Be sure your dog doesn’t paw at his eye.  If he does, he may need to wear an E-collar until the seed comes out. Otherwise he could scratch his cornea or other delicate parts of the eye.

Preventing Foxtails

It can be hard to stop your dog from coming into contact with foxtails … especially in late spring and summer.

But you can take some precautions that can help protect your dog from this common weed …

  • Avoid large stands of foxtail if you see them on walks.
  • Inspect your dog after your walks – give him a good check over for seed clusters.
  • Pay extra attention to your dog’s feet … to stop seed clusters from getting stuck between his toes and causing an abscess.
  • Examine his ears, around his eyes, in his nose, and around his genitals. 
  • Go over your dog’s whole body with a brush or comb just in case there are any seed clusters you didn’t see (especially if you have a long-haired dog).

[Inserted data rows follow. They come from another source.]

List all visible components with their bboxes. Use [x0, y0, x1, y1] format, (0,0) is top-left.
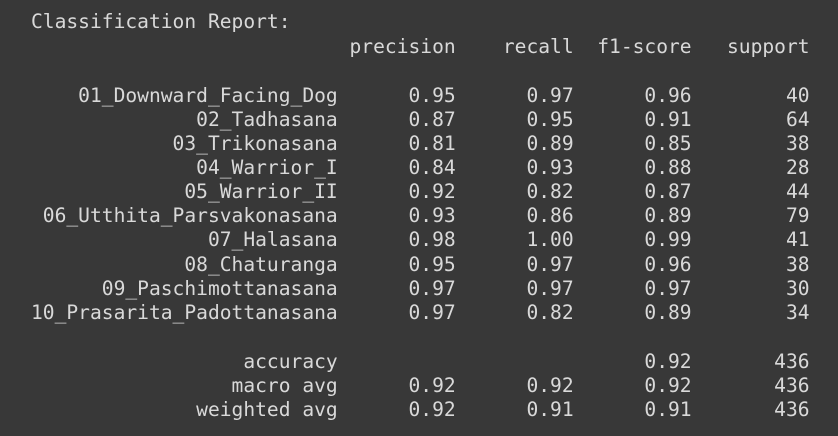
table-row: 02_Tadhasana 0.87 0.95 0.91 64	[31, 108, 810, 131]
table-row: 01_Downward_Facing_Dog 0.95 0.97 0.96 40	[31, 84, 810, 107]
header-row: precision recall f1-score support	[31, 35, 810, 58]
table-row: 03_Trikonasana 0.81 0.89 0.85 38	[31, 132, 810, 155]
table-row: 10_Prasarita_Padottanasana 0.97 0.82 0.8…	[31, 301, 810, 324]
table-row: 05_Warrior_II 0.92 0.82 0.87 44	[31, 180, 810, 203]
report-title: Classification Report:	[31, 10, 291, 33]
summary-row: macro avg 0.92 0.92 0.92 436	[31, 374, 810, 397]
summary-row: weighted avg 0.92 0.91 0.91 436	[31, 398, 810, 421]
table-row: 07_Halasana 0.98 1.00 0.99 41	[31, 228, 810, 251]
table-row: 06_Utthita_Parsvakonasana 0.93 0.86 0.89…	[31, 204, 810, 227]
summary-row: accuracy 0.92 436	[31, 350, 810, 373]
table-row: 09_Paschimottanasana 0.97 0.97 0.97 30	[31, 277, 810, 300]
notebook-output-area: Classification Report: precision recall …	[0, 0, 838, 433]
table-row: 08_Chaturanga 0.95 0.97 0.96 38	[31, 253, 810, 276]
table-row: 04_Warrior_I 0.84 0.93 0.88 28	[31, 156, 810, 179]
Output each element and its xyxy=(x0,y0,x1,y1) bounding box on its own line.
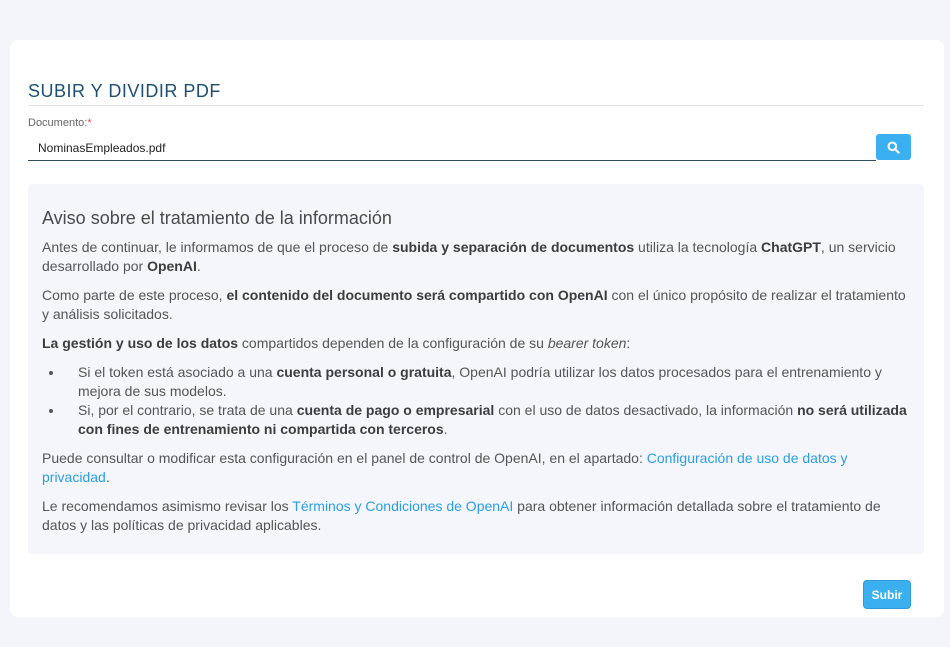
notice-paragraph-terms: Le recomendamos asimismo revisar los Tér… xyxy=(42,498,881,533)
page-title: SUBIR Y DIVIDIR PDF xyxy=(28,81,924,106)
list-item: Si el token está asociado a una cuenta p… xyxy=(64,363,912,401)
notice-paragraph-sharing: Como parte de este proceso, el contenido… xyxy=(42,287,906,322)
required-mark: * xyxy=(87,117,92,129)
document-field[interactable]: NominasEmpleados.pdf xyxy=(28,135,876,161)
document-field-value: NominasEmpleados.pdf xyxy=(38,141,166,155)
document-label: Documento:* xyxy=(28,117,92,129)
submit-button[interactable]: Subir xyxy=(863,580,911,609)
notice-heading: Aviso sobre el tratamiento de la informa… xyxy=(42,208,392,228)
privacy-notice: Aviso sobre el tratamiento de la informa… xyxy=(28,184,924,554)
notice-paragraph-token: La gestión y uso de los datos compartido… xyxy=(42,335,631,351)
terms-link[interactable]: Términos y Condiciones de OpenAI xyxy=(292,498,513,514)
search-icon xyxy=(887,141,900,154)
list-item: Si, por el contrario, se trata de una cu… xyxy=(64,401,912,439)
search-button[interactable] xyxy=(876,134,911,160)
notice-paragraph-settings: Puede consultar o modificar esta configu… xyxy=(42,450,848,485)
token-list: Si el token está asociado a una cuenta p… xyxy=(42,363,912,439)
notice-paragraph-intro: Antes de continuar, le informamos de que… xyxy=(42,239,896,274)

If you do find a foxtail seed cluster, be very careful in removing it. Use a pair of tweezers and be sure to get the barb as well as the seed

Otherwise, call your homeopathic practitioner or holistic veterinarian for advice. 


Is foxtail harmful to dogs?

Yes, foxtails are highly dangerous to dogs. Their barbed seeds can embed into a dog’s skin, ears, eyes, or even internal organs, causing severe pain, infection, and potentially life-threatening complications.

Where do foxtails grow in the US?

Foxtails are prevalent throughout North America, with a particularly high concentration in the Western United States, especially California, where the grass can thrive in the regional climate.

How do dogs act when they have a foxtail?

Dogs with a foxtail may exhibit signs such as persistent scratching, shaking their head, sneezing, limping, or licking affected areas excessively. These behaviors are indicative of discomfort caused by the embedded foxtails.

What plant do foxtails come from?

Foxtails (also called setaria spp, setaria viridis, setaria pumila, etc) come from several species of grasses that have bushy spikelets resembling a fox’s tail, including giant foxtail, green foxtail, and yellow foxtail, among others. These grasses disperse barbed seeds that can be harmful to dogs. They’re the most common weed according to the Weed Science Society.